Alexander_nikulin Anti Exploration by Random Network Distillation 2023

[TOC]

Summary of paper

despite the success of Random Network Distillation (RND) in various domains, it was shown as not discriminative enough to be used as an uncertainty estimator for penalizing out-of-distribution actions in offline reinforcement learning
- ?? wait, why we want to penalizing out-of-distribution actions?

With a naive choice of conditioning for the RND prior, it becomes infeasible for the actor to effectively minimize the anti-exploration bonus and discriminativity is not an issue.
We show that this limitation can be avoided with conditioning based on Feature-wise Linear Modulation (FiLM), resulting in a simple and efficient ensemble-free algorithm based on Soft Actor-Critic.

why we want uncertainty-based penalization

the use of ensembles for uncertainty-based penalization has proven to be one of the most effective approaches for offline RL.

what is ensemble-based algorithm

what is offline reinforcement learning

In offline reinforcement learning, a policy must be learned from a fixed dataset D collected under a different policy or mixture of policies, without any environment interaction.
this setting poses unique fundamental challenges, since the learning policy is unable to explore and has to deal with distributional shift and extrapolation errors for actions not represented in the training dataset.

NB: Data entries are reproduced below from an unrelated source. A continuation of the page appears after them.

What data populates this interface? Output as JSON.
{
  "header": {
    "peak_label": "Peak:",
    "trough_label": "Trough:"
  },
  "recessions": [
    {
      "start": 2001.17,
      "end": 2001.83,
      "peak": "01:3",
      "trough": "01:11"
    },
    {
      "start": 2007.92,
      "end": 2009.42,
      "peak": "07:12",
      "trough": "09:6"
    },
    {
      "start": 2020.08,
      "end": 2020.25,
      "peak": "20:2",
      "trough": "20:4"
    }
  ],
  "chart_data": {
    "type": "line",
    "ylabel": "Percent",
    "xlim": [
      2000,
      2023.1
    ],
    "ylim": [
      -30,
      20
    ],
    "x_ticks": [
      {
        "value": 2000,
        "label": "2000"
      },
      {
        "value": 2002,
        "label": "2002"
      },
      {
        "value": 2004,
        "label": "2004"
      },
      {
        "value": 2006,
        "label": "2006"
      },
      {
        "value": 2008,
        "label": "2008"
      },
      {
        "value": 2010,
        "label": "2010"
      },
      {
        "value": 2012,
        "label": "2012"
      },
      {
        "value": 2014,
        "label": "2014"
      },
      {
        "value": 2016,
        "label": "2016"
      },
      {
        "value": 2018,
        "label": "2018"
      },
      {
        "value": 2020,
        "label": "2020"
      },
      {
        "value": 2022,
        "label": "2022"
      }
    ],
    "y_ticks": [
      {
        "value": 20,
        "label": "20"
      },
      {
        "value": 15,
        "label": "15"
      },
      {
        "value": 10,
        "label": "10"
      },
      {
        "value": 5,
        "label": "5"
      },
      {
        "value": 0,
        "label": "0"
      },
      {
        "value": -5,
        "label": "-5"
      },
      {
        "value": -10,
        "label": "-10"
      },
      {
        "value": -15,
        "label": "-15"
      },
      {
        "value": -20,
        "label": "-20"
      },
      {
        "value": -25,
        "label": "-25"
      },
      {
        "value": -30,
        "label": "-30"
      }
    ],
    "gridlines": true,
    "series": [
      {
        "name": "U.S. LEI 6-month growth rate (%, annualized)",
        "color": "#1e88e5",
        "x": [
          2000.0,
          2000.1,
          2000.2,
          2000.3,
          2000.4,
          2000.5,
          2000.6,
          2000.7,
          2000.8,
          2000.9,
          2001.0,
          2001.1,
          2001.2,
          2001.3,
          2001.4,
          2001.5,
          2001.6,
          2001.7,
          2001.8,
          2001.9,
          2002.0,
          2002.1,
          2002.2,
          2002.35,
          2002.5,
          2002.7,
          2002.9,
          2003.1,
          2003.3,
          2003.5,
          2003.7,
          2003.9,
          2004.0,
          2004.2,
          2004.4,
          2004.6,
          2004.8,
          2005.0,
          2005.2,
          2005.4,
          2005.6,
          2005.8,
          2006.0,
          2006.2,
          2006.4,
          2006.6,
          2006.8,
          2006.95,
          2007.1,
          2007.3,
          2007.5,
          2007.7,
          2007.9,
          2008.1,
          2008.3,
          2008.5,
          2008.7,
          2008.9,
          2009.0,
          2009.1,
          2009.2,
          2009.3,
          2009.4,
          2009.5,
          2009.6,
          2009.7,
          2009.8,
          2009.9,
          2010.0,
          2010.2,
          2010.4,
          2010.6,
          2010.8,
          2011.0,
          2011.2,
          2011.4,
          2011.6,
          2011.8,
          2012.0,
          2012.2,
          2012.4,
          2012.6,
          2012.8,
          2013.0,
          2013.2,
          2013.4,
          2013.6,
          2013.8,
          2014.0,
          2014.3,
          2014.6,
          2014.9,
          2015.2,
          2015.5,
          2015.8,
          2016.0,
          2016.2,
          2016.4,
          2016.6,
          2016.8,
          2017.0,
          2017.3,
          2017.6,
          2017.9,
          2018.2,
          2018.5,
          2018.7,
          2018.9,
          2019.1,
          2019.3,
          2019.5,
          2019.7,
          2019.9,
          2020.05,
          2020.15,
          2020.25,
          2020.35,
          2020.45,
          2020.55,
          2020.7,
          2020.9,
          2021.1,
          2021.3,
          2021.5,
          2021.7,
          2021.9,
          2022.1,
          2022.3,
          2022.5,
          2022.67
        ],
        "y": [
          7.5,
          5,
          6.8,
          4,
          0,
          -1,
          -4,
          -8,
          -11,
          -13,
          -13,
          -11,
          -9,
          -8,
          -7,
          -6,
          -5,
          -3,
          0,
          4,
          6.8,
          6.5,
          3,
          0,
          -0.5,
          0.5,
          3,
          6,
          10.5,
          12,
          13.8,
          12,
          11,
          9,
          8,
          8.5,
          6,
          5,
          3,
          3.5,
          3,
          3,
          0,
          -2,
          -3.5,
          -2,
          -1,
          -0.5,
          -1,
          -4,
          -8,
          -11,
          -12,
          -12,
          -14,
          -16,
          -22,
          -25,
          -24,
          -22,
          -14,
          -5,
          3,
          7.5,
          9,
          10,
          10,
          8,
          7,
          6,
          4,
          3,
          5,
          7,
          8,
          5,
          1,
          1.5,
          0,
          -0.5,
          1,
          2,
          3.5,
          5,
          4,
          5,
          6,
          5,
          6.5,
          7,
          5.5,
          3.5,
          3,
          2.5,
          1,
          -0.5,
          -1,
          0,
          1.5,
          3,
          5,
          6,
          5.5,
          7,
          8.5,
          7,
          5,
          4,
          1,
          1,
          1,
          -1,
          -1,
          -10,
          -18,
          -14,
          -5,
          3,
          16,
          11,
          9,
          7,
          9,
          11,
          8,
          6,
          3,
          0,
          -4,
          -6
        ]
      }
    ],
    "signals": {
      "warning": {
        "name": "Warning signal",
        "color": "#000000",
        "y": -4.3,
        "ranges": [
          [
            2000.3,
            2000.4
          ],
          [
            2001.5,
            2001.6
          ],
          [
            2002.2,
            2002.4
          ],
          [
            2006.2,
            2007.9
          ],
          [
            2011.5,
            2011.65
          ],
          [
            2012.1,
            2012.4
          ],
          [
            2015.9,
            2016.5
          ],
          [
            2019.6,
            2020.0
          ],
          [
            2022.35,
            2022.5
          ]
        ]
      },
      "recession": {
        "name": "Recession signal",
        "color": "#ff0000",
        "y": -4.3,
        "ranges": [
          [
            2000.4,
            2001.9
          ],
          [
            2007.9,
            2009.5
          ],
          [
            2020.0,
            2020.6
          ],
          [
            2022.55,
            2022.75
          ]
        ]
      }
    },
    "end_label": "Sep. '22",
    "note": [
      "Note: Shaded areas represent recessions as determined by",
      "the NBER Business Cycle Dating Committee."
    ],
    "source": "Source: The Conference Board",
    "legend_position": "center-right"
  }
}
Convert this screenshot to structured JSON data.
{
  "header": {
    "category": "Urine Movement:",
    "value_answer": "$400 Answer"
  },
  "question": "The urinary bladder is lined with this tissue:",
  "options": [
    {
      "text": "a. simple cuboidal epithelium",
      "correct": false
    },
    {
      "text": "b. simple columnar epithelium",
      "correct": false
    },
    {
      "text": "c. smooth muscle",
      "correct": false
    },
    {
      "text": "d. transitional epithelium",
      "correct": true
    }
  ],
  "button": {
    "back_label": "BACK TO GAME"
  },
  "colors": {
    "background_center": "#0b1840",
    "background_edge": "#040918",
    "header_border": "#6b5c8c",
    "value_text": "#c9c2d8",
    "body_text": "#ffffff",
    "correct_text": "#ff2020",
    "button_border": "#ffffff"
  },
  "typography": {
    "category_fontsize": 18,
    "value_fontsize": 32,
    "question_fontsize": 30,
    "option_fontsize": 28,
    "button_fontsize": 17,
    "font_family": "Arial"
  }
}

Offline RL and Anti-Exploration

There are numerous approaches for Offline RL, a substantial part of which constrain the learned policy to stay within the support of the training dataset, thus reducing or avoiding extrapolation errors.
for our work, it is essential to understand how such a constraint can be framed as anti-exploration.
Similarly to online RL, where novelty bonuses are used as additive intrinsic rewards for effective exploration, in offline RL, novelty bonuses can induce conservatism, reducing the reward in unseen state-action pairs. Hence the name anti-exploration, since the same approaches from exploration can be used, but a bonus is subtracted from the extrinsic reward instead of being added to it.